FAKULTAS ILMU KEOLAHRAGAAN

UNIVERSITAS NEGERI MAKASSAR

2022/2023
A. KASUS EUTHANASIA DI INDONESIA DAN PERSPEKTIF HUKUMNYA
 Contoh Kasus:
1. Kasus Permohonan Euthanasia Dari Pihak Keluarga Agian Isna Nauli
Ny. Agian Isna Nauli tak sadarkan diri setelah melahirkan. Ia pada 20 Agustus
2004 lalu melahirkan anak melalui operasi caesar yang dipimpin oleh Dr.
Gunawan Muhammad, SpOG di RSI. Kondisi Agian yang koma dan menderita
kerusakan otak permanen ini diduga akibat terjadi malpraktek.

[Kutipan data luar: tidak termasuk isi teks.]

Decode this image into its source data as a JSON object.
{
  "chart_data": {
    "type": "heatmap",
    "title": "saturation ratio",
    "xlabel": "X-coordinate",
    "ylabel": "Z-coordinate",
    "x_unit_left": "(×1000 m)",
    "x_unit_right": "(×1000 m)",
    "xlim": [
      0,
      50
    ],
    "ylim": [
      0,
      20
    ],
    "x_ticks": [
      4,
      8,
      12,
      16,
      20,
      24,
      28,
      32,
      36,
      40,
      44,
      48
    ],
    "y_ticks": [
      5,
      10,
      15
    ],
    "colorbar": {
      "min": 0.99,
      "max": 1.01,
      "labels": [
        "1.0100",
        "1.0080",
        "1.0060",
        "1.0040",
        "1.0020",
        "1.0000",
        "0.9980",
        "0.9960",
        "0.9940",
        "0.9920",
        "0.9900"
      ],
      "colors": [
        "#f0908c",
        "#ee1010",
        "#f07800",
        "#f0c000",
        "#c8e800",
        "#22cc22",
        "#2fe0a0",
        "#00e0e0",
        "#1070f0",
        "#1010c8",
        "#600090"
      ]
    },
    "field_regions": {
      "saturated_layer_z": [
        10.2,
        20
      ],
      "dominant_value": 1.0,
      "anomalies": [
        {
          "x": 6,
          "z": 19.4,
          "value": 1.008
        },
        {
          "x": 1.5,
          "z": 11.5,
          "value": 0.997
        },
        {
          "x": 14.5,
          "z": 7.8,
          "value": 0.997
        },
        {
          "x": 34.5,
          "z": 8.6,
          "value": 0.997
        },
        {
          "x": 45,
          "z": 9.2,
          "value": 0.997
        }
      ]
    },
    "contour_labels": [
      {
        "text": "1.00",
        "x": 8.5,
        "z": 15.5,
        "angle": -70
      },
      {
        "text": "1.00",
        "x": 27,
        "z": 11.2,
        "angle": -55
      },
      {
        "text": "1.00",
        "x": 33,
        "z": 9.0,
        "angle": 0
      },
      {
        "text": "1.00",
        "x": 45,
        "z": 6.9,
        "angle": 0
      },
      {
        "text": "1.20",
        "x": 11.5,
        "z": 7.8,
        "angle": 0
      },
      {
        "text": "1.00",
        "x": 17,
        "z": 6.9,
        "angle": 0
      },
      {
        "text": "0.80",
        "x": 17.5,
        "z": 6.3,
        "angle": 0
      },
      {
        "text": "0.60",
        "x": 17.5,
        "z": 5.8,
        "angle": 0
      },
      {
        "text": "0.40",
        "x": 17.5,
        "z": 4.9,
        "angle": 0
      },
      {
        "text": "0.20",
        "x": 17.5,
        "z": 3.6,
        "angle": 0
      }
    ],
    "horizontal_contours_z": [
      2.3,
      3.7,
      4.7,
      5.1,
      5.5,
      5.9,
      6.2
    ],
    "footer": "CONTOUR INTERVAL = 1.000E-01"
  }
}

Sehingga keluarga
Agian Isna Auli yaitu Hasan Kusuma mengajukan permohonan penetapan
Euthanasia atas istrinya kepada Pengadilan Negeri Jakarta Pusat. Hasan Kusuma
mengajukan permohonan penetapan Euthanasia atau suntik mati ini didampingi
Ketua LBH Kesehatan Iskandar Sitorus. Permohonan diterima oleh Wakil Ketua
PN Jakarta Pusat.
Kondisi Ny. Agian Isna Nauli tidak mengalami kemajuan secara signifikan
dan sudah koma selama empat bulan pasca operasi caesar dan kini dirawat di
RSCM itu. Menurut Hasan, keadaan yang sangat mengguncang ini sudah
mempengaruhi kenormalan hidup dirinya dan kedua anaknya. Akibat harus
mengurus istrinya maka dua anaknya, Ditya Putra dan Raygie Attila menjadi
terlantar.
Permohonan ke pengadilan adalah upaya kedua yang ditempuh Hasan agar
istrinya disuntik mati. Sebelumnya, Hasan sudah menyampaikan permohonan ini
dihadapan pimpinan sementara DPRD Bogor. Permohonan Hasan tersebut
menyentakkan sejumlah anggota DPRD yang hadir pada rapat koordinasi yang
dipimpin oleh Tb. Tatang Muchtar diruang sidang DPRD setempat. Hasan dengan
terbata-bata dihadapan pimpinan DPRD setempat dan peserta mengatakan,
sebagai suami pada saat ini hanya ingin membagi perasaan yang dialaminya.
Hasan Kusuma mengaku sudah tidak berdaya menghadapi keadaan istrinya.
Menurut Menteri Kesehatan saat itu, Euthanasia itu tidak ada, kecuali atas
permintaan pihak pasien sendiri. Menteri juga mengatakan, upaya suami Ny.
Agian. Menurut Dr. Yusuf Musbach yang merupakan dokter kepala di paviliun
Suparjo Rustam yang menangani langsung kasus tersebut, kondisi Ny. Agian Isna
Auli berangsur-angsur membaik sejak dua bulan terakhir. Awalnya, katanya dia
bisa bicara sepatah dua patah kata, hingga mampu berkomunikasi lancar meskipun
kadang sedikit tersendat. Sebelumnya pihaknya memang telah memprediksi
bahwa koma Ny. Agian dapat disembuhkan. Sedangkan lumpuh kaki dan tangan
juga ada harapan bisa disembuhkan, meski tidak 100 persen. Ny Agian juga
sebenarnya sudah bisa dibawa pulang untuk dilakukan perawatan dirumah.
Permohonan Euthanasia yang diajukan ke Pengadilan Negeri oleh keluarga
besar dari Ny Agian ini akhirnya belum bisa dikabulkan oleh Pengadilan Negeri
Jakarta Pusat dengan alasan lembaga Pengadilan menjelaskan bahwa lembaga
pengadilan tidak dapat begitu saja mengeluarkan penetapan tanpa melakukan
pemeriksaan terhadap suatu perkara yang diajukan oleh pencari keadilan
(pemohon) dengan segala alat bukti yang sudah disiapkan sebagai pendukung
dalil-dalil permohonannya sesuai hukum yang berlaku.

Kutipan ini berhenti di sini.